Random testing is a powerful way to find bugs in software systems. However, to actually find a bug it’s necessary to be able to automatically tell the difference between a correct and an incorrect execution of the system being tested. Sometimes this is easy: we’re just looking for crashes. On the other hand, there are lots of incorrect executions that don’t crash and we’d like to find those too. A test oracle is what we call a way to automatically find erroneous executions. This post is intended to be a public brainstorm: I’ll list all the kinds of oracles I’ve thought of and hopefully you readers will leave comments filling in the gaps.
Programming environment rule violations. Most programming environments have some amount of built-in checking for rule violations. For example, the Linux execution environment will crash a process that attempts to access an unmapped part of the address space. Java has lots of reasons to throw exceptions. In many cases, the execution environment can be asked or forced to act as a more effective oracle. For example, Perl code can be run under “use warnings” and the Linux environment can enforce a dramatically expanded set of rules by running a program under Valgrind.
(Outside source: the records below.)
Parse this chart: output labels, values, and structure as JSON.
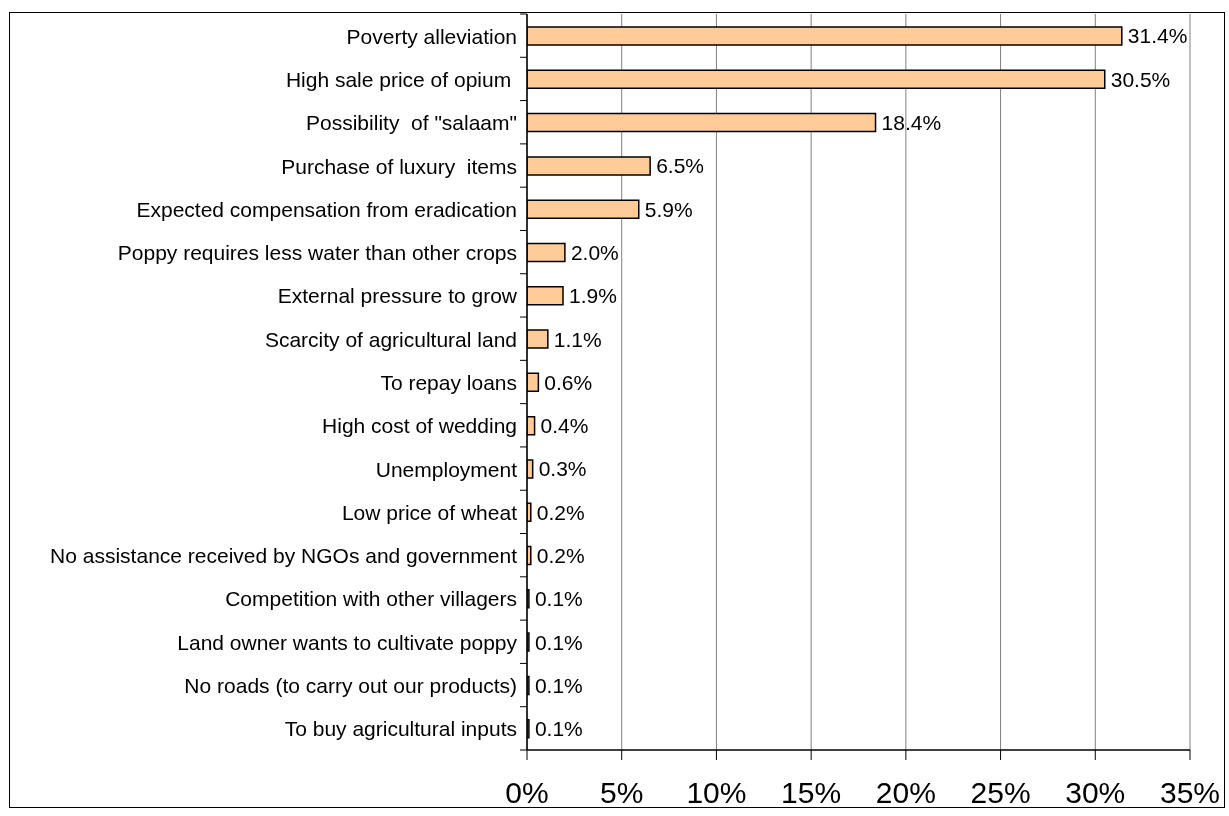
{
  "chart_data": {
    "type": "bar",
    "orientation": "horizontal",
    "categories": [
      "Poverty alleviation",
      "High sale price of opium ",
      "Possibility  of \"salaam\"",
      "Purchase of luxury  items",
      "Expected compensation from eradication",
      "Poppy requires less water than other crops",
      "External pressure to grow",
      "Scarcity of agricultural land",
      "To repay loans",
      "High cost of wedding",
      "Unemployment",
      "Low price of wheat",
      "No assistance received by NGOs and government",
      "Competition with other villagers",
      "Land owner wants to cultivate poppy",
      "No roads (to carry out our products)",
      "To buy agricultural inputs"
    ],
    "values": [
      31.4,
      30.5,
      18.4,
      6.5,
      5.9,
      2.0,
      1.9,
      1.1,
      0.6,
      0.4,
      0.3,
      0.2,
      0.2,
      0.1,
      0.1,
      0.1,
      0.1
    ],
    "value_labels": [
      "31.4%",
      "30.5%",
      "18.4%",
      "6.5%",
      "5.9%",
      "2.0%",
      "1.9%",
      "1.1%",
      "0.6%",
      "0.4%",
      "0.3%",
      "0.2%",
      "0.2%",
      "0.1%",
      "0.1%",
      "0.1%",
      "0.1%"
    ],
    "color": "#ffcc99",
    "xlim": [
      0,
      35
    ],
    "xticks": [
      {
        "value": 0,
        "label": "0%"
      },
      {
        "value": 5,
        "label": "5%"
      },
      {
        "value": 10,
        "label": "10%"
      },
      {
        "value": 15,
        "label": "15%"
      },
      {
        "value": 20,
        "label": "20%"
      },
      {
        "value": 25,
        "label": "25%"
      },
      {
        "value": 30,
        "label": "30%"
      },
      {
        "value": 35,
        "label": "35%"
      }
    ],
    "grid": "x"
  }
}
Some libraries that you use can be compiled with extra input validation turned on. Also, the code being tested has to cooperate by failing to hide rule violations. For example, if my Linux program masks all signals or my Java program catches and ignores all exceptions, these oracles are going to have a hard time revealing anything interesting.
Function/inverse pairs. If we can find a pair of operations that undo each other, we can generate a random test case, apply the function to it, apply the inverse function to the result, and compare the output with the original test case. I wrote about this earlier.
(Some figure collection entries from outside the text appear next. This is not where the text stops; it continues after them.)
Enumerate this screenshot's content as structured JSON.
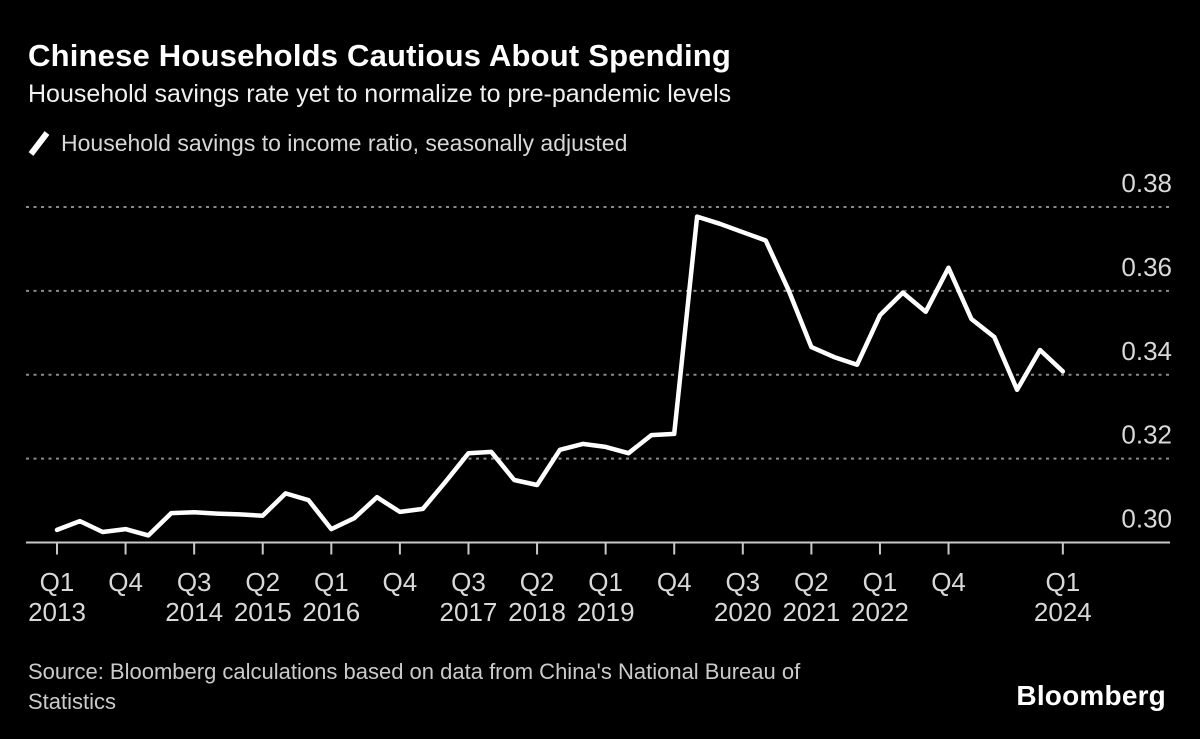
{
  "header": {
    "title": "Chinese Households Cautious About Spending",
    "subtitle": "Household savings rate yet to normalize to pre-pandemic levels"
  },
  "legend": {
    "label": "Household savings to income ratio, seasonally adjusted"
  },
  "footer": {
    "source_lines": [
      "Source: Bloomberg calculations based on data from China's National Bureau of",
      "Statistics"
    ],
    "brand": "Bloomberg"
  },
  "colors": {
    "background": "#000000",
    "line": "#ffffff",
    "grid": "#8a8a8a",
    "axis": "#c9c9c9",
    "tick_label": "#d9d9d9"
  },
  "chart_data": {
    "type": "line",
    "title": "Chinese Households Cautious About Spending",
    "subtitle": "Household savings rate yet to normalize to pre-pandemic levels",
    "legend_position": "top-left",
    "grid": "dotted-horizontal",
    "ylim": [
      0.295,
      0.385
    ],
    "y_ticks": [
      0.3,
      0.32,
      0.34,
      0.36,
      0.38
    ],
    "series": [
      {
        "name": "Household savings to income ratio, seasonally adjusted",
        "x": [
          "2013 Q1",
          "2013 Q2",
          "2013 Q3",
          "2013 Q4",
          "2014 Q1",
          "2014 Q2",
          "2014 Q3",
          "2014 Q4",
          "2015 Q1",
          "2015 Q2",
          "2015 Q3",
          "2015 Q4",
          "2016 Q1",
          "2016 Q2",
          "2016 Q3",
          "2016 Q4",
          "2017 Q1",
          "2017 Q2",
          "2017 Q3",
          "2017 Q4",
          "2018 Q1",
          "2018 Q2",
          "2018 Q3",
          "2018 Q4",
          "2019 Q1",
          "2019 Q2",
          "2019 Q3",
          "2019 Q4",
          "2020 Q1",
          "2020 Q2",
          "2020 Q3",
          "2020 Q4",
          "2021 Q1",
          "2021 Q2",
          "2021 Q3",
          "2021 Q4",
          "2022 Q1",
          "2022 Q2",
          "2022 Q3",
          "2022 Q4",
          "2023 Q1",
          "2023 Q2",
          "2023 Q3",
          "2023 Q4",
          "2024 Q1"
        ],
        "values": [
          0.303,
          0.3051,
          0.3025,
          0.3032,
          0.3017,
          0.307,
          0.3072,
          0.3069,
          0.3067,
          0.3064,
          0.3117,
          0.3101,
          0.3032,
          0.3058,
          0.3108,
          0.3073,
          0.308,
          0.3145,
          0.3213,
          0.3216,
          0.3149,
          0.3137,
          0.3221,
          0.3235,
          0.3228,
          0.3213,
          0.3256,
          0.3259,
          0.3777,
          0.376,
          0.374,
          0.372,
          0.3602,
          0.3466,
          0.3442,
          0.3424,
          0.3542,
          0.3596,
          0.355,
          0.3655,
          0.3533,
          0.349,
          0.3364,
          0.3459,
          0.3408
        ]
      }
    ],
    "x_ticks": [
      {
        "index": 0,
        "quarter": "Q1",
        "year": "2013"
      },
      {
        "index": 3,
        "quarter": "Q4"
      },
      {
        "index": 6,
        "quarter": "Q3",
        "year": "2014"
      },
      {
        "index": 9,
        "quarter": "Q2",
        "year": "2015"
      },
      {
        "index": 12,
        "quarter": "Q1",
        "year": "2016"
      },
      {
        "index": 15,
        "quarter": "Q4"
      },
      {
        "index": 18,
        "quarter": "Q3",
        "year": "2017"
      },
      {
        "index": 21,
        "quarter": "Q2",
        "year": "2018"
      },
      {
        "index": 24,
        "quarter": "Q1",
        "year": "2019"
      },
      {
        "index": 27,
        "quarter": "Q4"
      },
      {
        "index": 30,
        "quarter": "Q3",
        "year": "2020"
      },
      {
        "index": 33,
        "quarter": "Q2",
        "year": "2021"
      },
      {
        "index": 36,
        "quarter": "Q1",
        "year": "2022"
      },
      {
        "index": 39,
        "quarter": "Q4"
      },
      {
        "index": 44,
        "quarter": "Q1",
        "year": "2024"
      }
    ]
  }
}
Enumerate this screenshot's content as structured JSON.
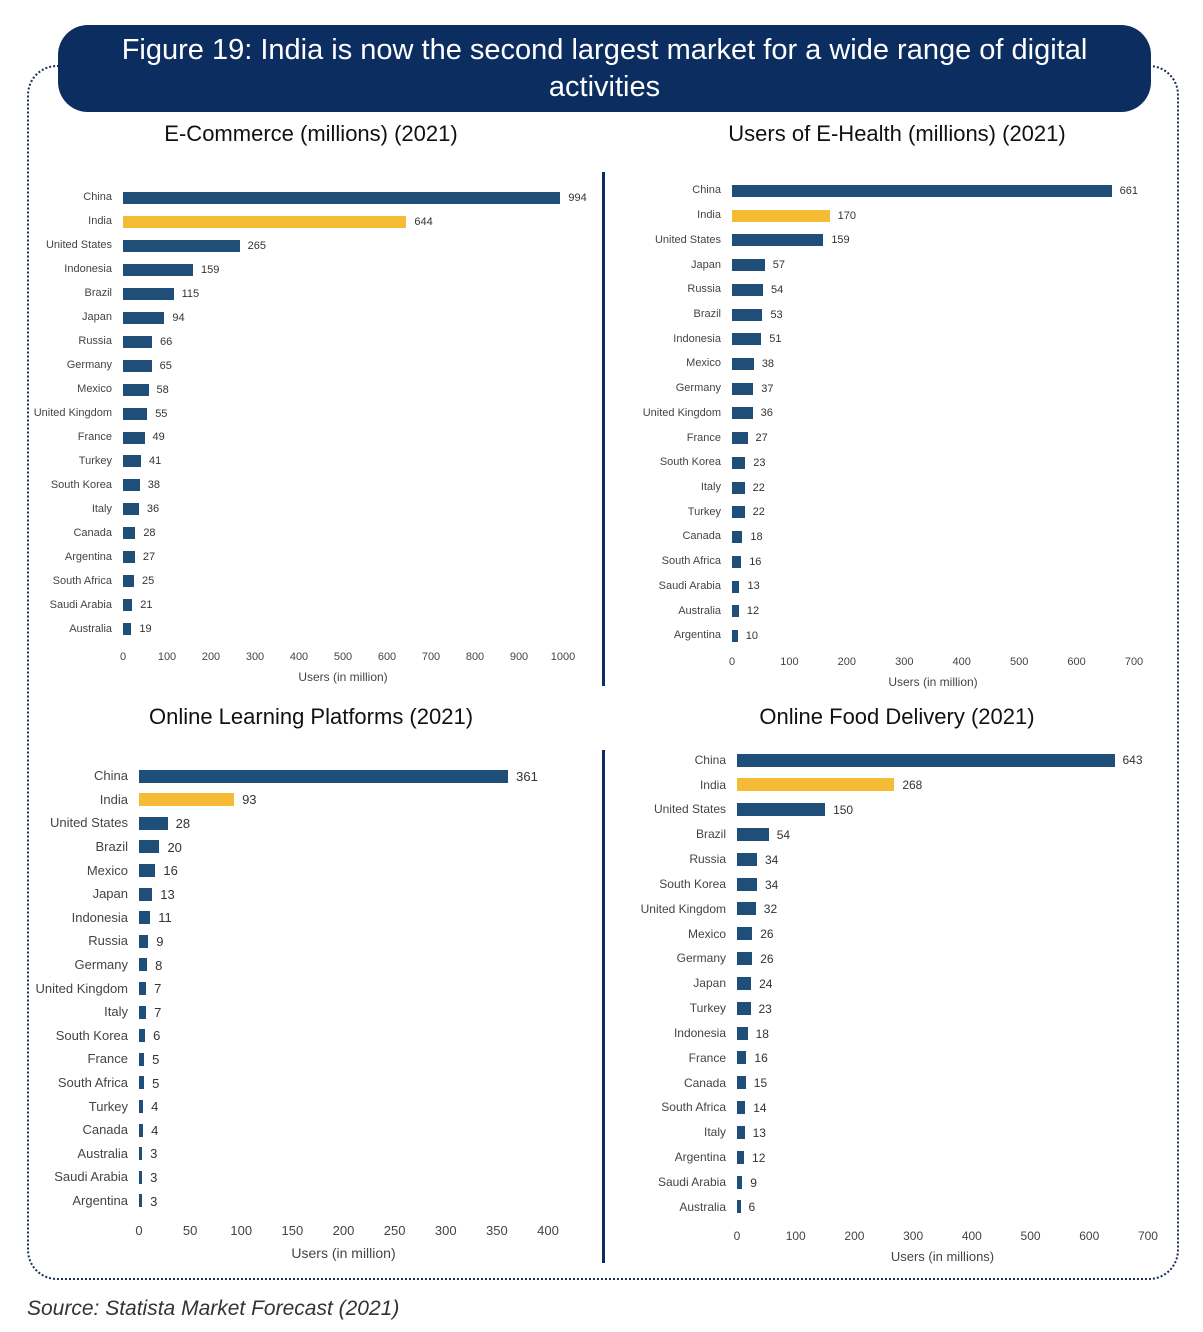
{
  "header": {
    "title": "Figure 19: India is now the second largest market for a wide range of digital activities"
  },
  "source": "Source: Statista Market Forecast (2021)",
  "colors": {
    "bar": "#1f4e79",
    "highlight": "#f6bb34",
    "header": "#0c2d5f"
  },
  "chart_data": [
    {
      "type": "bar",
      "orientation": "horizontal",
      "title": "E-Commerce (millions) (2021)",
      "xlabel": "Users (in million)",
      "xlim": [
        0,
        1000
      ],
      "ticks": [
        "0",
        "100",
        "200",
        "300",
        "400",
        "500",
        "600",
        "700",
        "800",
        "900",
        "1000"
      ],
      "highlight": "India",
      "categories": [
        "China",
        "India",
        "United States",
        "Indonesia",
        "Brazil",
        "Japan",
        "Russia",
        "Germany",
        "Mexico",
        "United Kingdom",
        "France",
        "Turkey",
        "South Korea",
        "Italy",
        "Canada",
        "Argentina",
        "South Africa",
        "Saudi Arabia",
        "Australia"
      ],
      "values": [
        994,
        644,
        265,
        159,
        115,
        94,
        66,
        65,
        58,
        55,
        49,
        41,
        38,
        36,
        28,
        27,
        25,
        21,
        19
      ]
    },
    {
      "type": "bar",
      "orientation": "horizontal",
      "title": "Users of E-Health (millions) (2021)",
      "xlabel": "Users (in million)",
      "xlim": [
        0,
        700
      ],
      "ticks": [
        "0",
        "100",
        "200",
        "300",
        "400",
        "500",
        "600",
        "700"
      ],
      "highlight": "India",
      "categories": [
        "China",
        "India",
        "United States",
        "Japan",
        "Russia",
        "Brazil",
        "Indonesia",
        "Mexico",
        "Germany",
        "United Kingdom",
        "France",
        "South Korea",
        "Italy",
        "Turkey",
        "Canada",
        "South Africa",
        "Saudi Arabia",
        "Australia",
        "Argentina"
      ],
      "values": [
        661,
        170,
        159,
        57,
        54,
        53,
        51,
        38,
        37,
        36,
        27,
        23,
        22,
        22,
        18,
        16,
        13,
        12,
        10
      ]
    },
    {
      "type": "bar",
      "orientation": "horizontal",
      "title": "Online Learning Platforms (2021)",
      "xlabel": "Users (in million)",
      "xlim": [
        0,
        400
      ],
      "ticks": [
        "0",
        "50",
        "100",
        "150",
        "200",
        "250",
        "300",
        "350",
        "400"
      ],
      "highlight": "India",
      "categories": [
        "China",
        "India",
        "United States",
        "Brazil",
        "Mexico",
        "Japan",
        "Indonesia",
        "Russia",
        "Germany",
        "United Kingdom",
        "Italy",
        "South Korea",
        "France",
        "South Africa",
        "Turkey",
        "Canada",
        "Australia",
        "Saudi Arabia",
        "Argentina"
      ],
      "values": [
        361,
        93,
        28,
        20,
        16,
        13,
        11,
        9,
        8,
        7,
        7,
        6,
        5,
        5,
        4,
        4,
        3,
        3,
        3
      ]
    },
    {
      "type": "bar",
      "orientation": "horizontal",
      "title": "Online Food Delivery (2021)",
      "xlabel": "Users (in millions)",
      "xlim": [
        0,
        700
      ],
      "ticks": [
        "0",
        "100",
        "200",
        "300",
        "400",
        "500",
        "600",
        "700"
      ],
      "highlight": "India",
      "categories": [
        "China",
        "India",
        "United States",
        "Brazil",
        "Russia",
        "South Korea",
        "United Kingdom",
        "Mexico",
        "Germany",
        "Japan",
        "Turkey",
        "Indonesia",
        "France",
        "Canada",
        "South Africa",
        "Italy",
        "Argentina",
        "Saudi Arabia",
        "Australia"
      ],
      "values": [
        643,
        268,
        150,
        54,
        34,
        34,
        32,
        26,
        26,
        24,
        23,
        18,
        16,
        15,
        14,
        13,
        12,
        9,
        6
      ]
    }
  ]
}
Nops. Many codes have semantic nops that can be exploited to find bugs (a function/inverse pair is a kind of nop but it seemed important enough to split out into its own category). For example, if we’re testing a transaction processing system we might begin a lot of transactions, force them all to abort, and then check that the data has not been changed. If we’re testing a JVM we can force the garbage collector to execute after every instruction and then check that the program’s output is not changed. At the hardware level, flushing the pipeline or caches should not affect the ongoing computation. Concurrent software (usually) should not change its result if we put random sleeps inside critical sections or force the thread scheduler to perform many more context switches than it usually would. A system that is designed to recover from transient faults, such as dropped or corrupted network messages, should not change its behavior when such a fault is artificially induced.
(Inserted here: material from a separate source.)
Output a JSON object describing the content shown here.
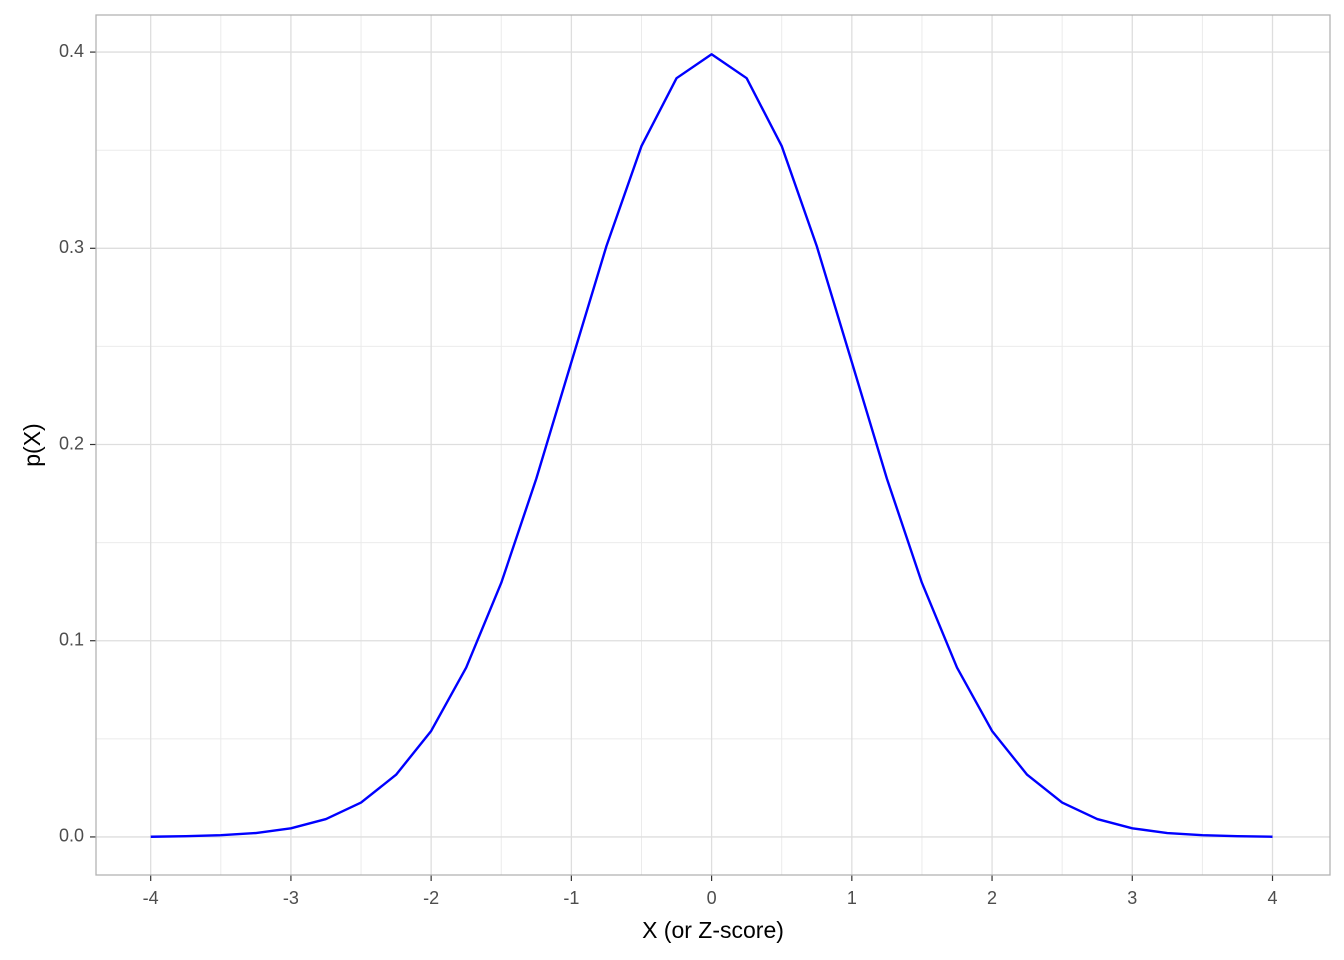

Nullspace transformations. If I’m testing a compiler, I might take some test case and replace every occurrence of x with (1+x-1) or (1.0 * x) or perhaps a call to a silly getter or setter function. The transformed program, when compiled, should behave the same as the original, as long as I’m super careful not to run afoul of overflows and such. If I’m testing a spellchecker, I might introduce whitespace changes or additional correctly-spelled words and make sure its behavior is not changed. The basic idea is that even if we can’t predict the behavior of a system, we can probably think of ways to change inputs to that system in such a way that the output of a correct system will not change. I’m grabbing the name of this kind of oracle from this paper.
Multiple versions. Occasionally we have multiple independent implementations of the same specification, such as a collection of Java compilers, and they can be tested against each other. Even when this is not the case, we can often test today’s version of our system against yesterday’s version or perhaps the previous release. Some kinds of program, such as optimizing compilers, effectively contain many versions in one: the -O0 version of GCC, the -O1 version, the -O2 version, etc.
Assertions. Internal consistency checks can be a very powerful kind of oracle. Here, we run our code on a random input and simply wait for the code to report an error.
Resource limits. Sometimes we can be pretty sure that our code should not, for example, use more than 1 GB of RAM or 1 minute of CPU time on simple random inputs. In that case, we can use a call such as ulimit to arrange for the OS to signal an error when the resource bound is exceeded. Finding good resource limits can be hard.